His real confusion only added to the deception at the time. “Dark elf?” he asked as if he didn’t understand. He looked up at the dragon and repeated the words, even more confused. “Dark elf?”
The dragon looked all around, his gaze falling like twin beacons across the treasure mounds, then lingering for some time on Drizzt’s blackness globe, halfway across the room. “I mean you!” Hephaestus roared suddenly, and the force of the yell knocked Drizzt over backward. “Dark elf!”
“Drow?” Drizzt said, recovering quickly and daring now to stand. “No, not I.” He surveyed himself and nodded in sudden recognition. “Yes, of course,” he said. “So often do I forget this mantle I wear!”
Hephaestus issued a long, low, increasingly impatient growl and Drizzt knew he had better move quickly.
“Not a drow,” he said. “Though soon I might be if Hephaestus cannot help me!” Drizzt could only hope that he had piqued the dragon’s curiosity. “You have heard of me, I am sure, mighty Hephaestus.

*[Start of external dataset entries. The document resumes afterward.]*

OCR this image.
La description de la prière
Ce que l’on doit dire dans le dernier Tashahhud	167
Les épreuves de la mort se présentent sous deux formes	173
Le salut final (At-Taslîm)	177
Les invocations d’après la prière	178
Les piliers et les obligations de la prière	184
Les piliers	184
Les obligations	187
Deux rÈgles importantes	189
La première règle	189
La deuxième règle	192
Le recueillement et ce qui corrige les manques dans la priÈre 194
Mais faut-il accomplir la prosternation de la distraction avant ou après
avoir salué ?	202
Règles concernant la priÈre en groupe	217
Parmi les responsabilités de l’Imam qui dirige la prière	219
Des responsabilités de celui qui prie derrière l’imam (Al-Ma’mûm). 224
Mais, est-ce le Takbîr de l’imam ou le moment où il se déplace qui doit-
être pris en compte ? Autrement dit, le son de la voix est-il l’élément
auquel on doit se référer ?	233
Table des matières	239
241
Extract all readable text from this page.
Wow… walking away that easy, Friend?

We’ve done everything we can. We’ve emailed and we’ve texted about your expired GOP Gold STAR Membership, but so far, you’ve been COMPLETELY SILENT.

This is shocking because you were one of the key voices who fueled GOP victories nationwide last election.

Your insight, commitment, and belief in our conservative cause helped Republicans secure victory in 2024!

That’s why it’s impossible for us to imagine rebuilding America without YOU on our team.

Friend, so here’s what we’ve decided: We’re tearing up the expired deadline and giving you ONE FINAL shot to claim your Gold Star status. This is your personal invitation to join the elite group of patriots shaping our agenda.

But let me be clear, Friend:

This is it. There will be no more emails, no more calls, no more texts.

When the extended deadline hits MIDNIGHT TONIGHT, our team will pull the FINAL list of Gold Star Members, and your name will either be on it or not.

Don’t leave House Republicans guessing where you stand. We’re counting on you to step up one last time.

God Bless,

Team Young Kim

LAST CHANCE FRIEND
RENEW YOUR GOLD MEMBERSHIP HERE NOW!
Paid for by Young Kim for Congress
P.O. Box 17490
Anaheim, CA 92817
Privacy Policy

I am, or was and hope to be again, Mergandevinasander of Chult, an old black of no small fame.”
“Mergandevin… ?” Hephaestus began, but the dragon let the word trail away. Hephaestus had heard of the black, of course; dragons knew the names of most of the other dragons in all the world. Hephaestus knew, too, as Drizzt had hoped he would, that Mergandevinasander had purple eyes.
To aid him through the explanation, Drizzt recalled his experiences with Clacker, the unfortunate pech who had been transformed by a wizard into the form of a hook horror. “A wizard defeated me,” he began somberly. “A party of adventurers entered my lair. Thieves! I got one of them, though, a paladin!”
Hephaestus seemed to like this little detail, and Drizzt, who had just thought of it, congratulated himself silently.
“How his silvery armor sizzled under the acid of my breath!”
“Pity to so waste him” Hephaestus interjected. “Paladins do make such fine meals!”